I think that the willingness to rely completely on OSS libraries has fundamentally changed SWE practices from 2004 when I earned my first paycheck. We all just agreed that it's okay to use this library where you don't know who wrote it, there is no contract on it, and everyone just accepts that it will probably have massive security holes, and you hope the maintainer will still be around when those are announced. This was not true in 1986, and it mostly wasn't true in 2006, but it feels like every week we get more announcements on new CVE's that it turns out half the internet- very much including products people paid real hard currency for- were using. And we just accepted it.
And yeah, mostly the ability to CD a new deployment immediately- plus force a download of a patched version- meant we could get away with it, but it trained us all to accept lower quality standards. And I feel it in my bones, that the experience of using software is markedly worse than in 1996 or 2006, despite vastly more CPU, RAM, and disk.
Obligatory XKCD: https://xkcd.com/2347/
Before advanced AI, "essential complexity" was a bottleneck and Brooks was right that there couldn't be continuous exponential gains in software productivity. However advanced AI will handle essential complexity as well, which can end up making it 10x or 100x faster to develop software. We still need humans currently, but there's no area that one can point to and say we'll always need people for this aspect of software development. The latest coding agents are already reasoning with requirements before they write code, and they will only improve...

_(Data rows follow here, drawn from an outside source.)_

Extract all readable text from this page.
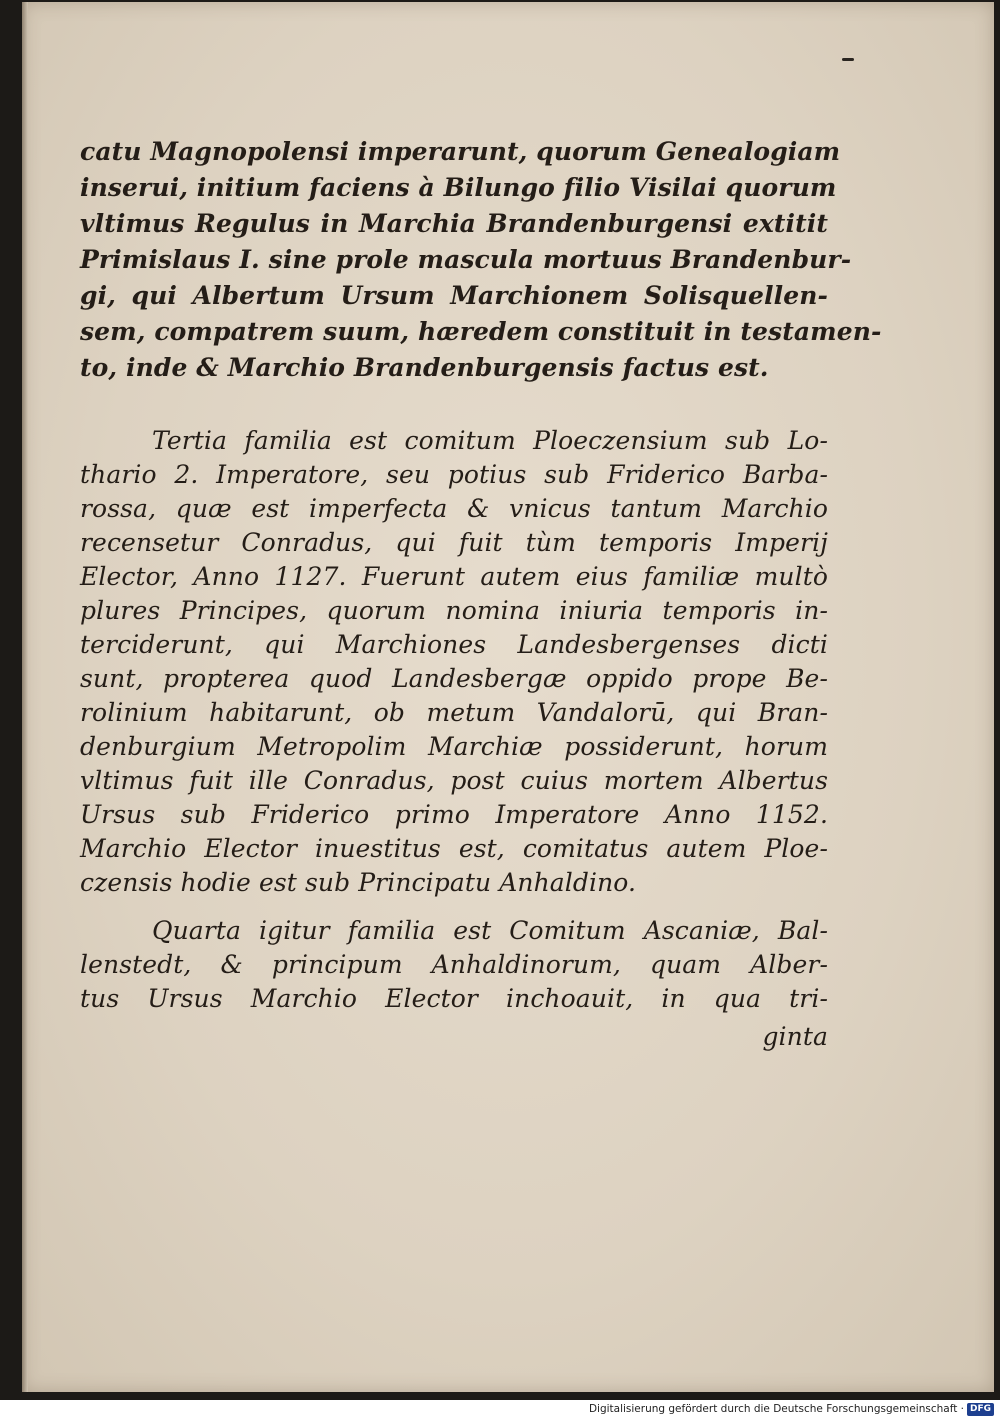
catu Magnopolensi imperarunt, quorum Genealogiam
inserui, initium faciens à Bilungo filio Visilai quorum
vltimus Regulus in Marchia Brandenburgensi extitit
Primislaus I. sine prole mascula mortuus Brandenbur-
gi, qui Albertum Ursum Marchionem Solisquellen-
sem, compatrem suum, hæredem constituit in testamen-
to, inde & Marchio Brandenburgensis factus est.
Tertia familia est comitum Ploeczensium sub Lo-
thario 2. Imperatore, seu potius sub Friderico Barba-
rossa, quæ est imperfecta & vnicus tantum Marchio
recensetur Conradus, qui fuit tùm temporis Imperij
Elector, Anno 1127. Fuerunt autem eius familiæ multò
plures Principes, quorum nomina iniuria temporis in-
terciderunt, qui Marchiones Landesbergenses dicti
sunt, propterea quod Landesbergæ oppido prope Be-
rolinium habitarunt, ob metum Vandalorū, qui Bran-
denburgium Metropolim Marchiæ possiderunt, horum
vltimus fuit ille Conradus, post cuius mortem Albertus
Ursus sub Friderico primo Imperatore Anno 1152.
Marchio Elector inuestitus est, comitatus autem Ploe-
czensis hodie est sub Principatu Anhaldino.
Quarta igitur familia est Comitum Ascaniæ, Bal-
lenstedt, & principum Anhaldinorum, quam Alber-
tus Ursus Marchio Elector inchoauit, in qua tri-
ginta
Digitalisierung gefördert durch die Deutsche Forschungsgemeinschaft · DFG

AI solves "essential complexity" the same way they solve the Halting problem...
These are fundamental CS concepts, you don't solve them.
Also, I would first wait for LLMs to have reliable reasoning capabilities on trivial logic puzzles, like Missionaries and cannibals, before claiming they can correctly "reason" about concurrency models and million LOC program behavior at runtime.
Essential complexity is essential to your problem space... AI can't figure that out.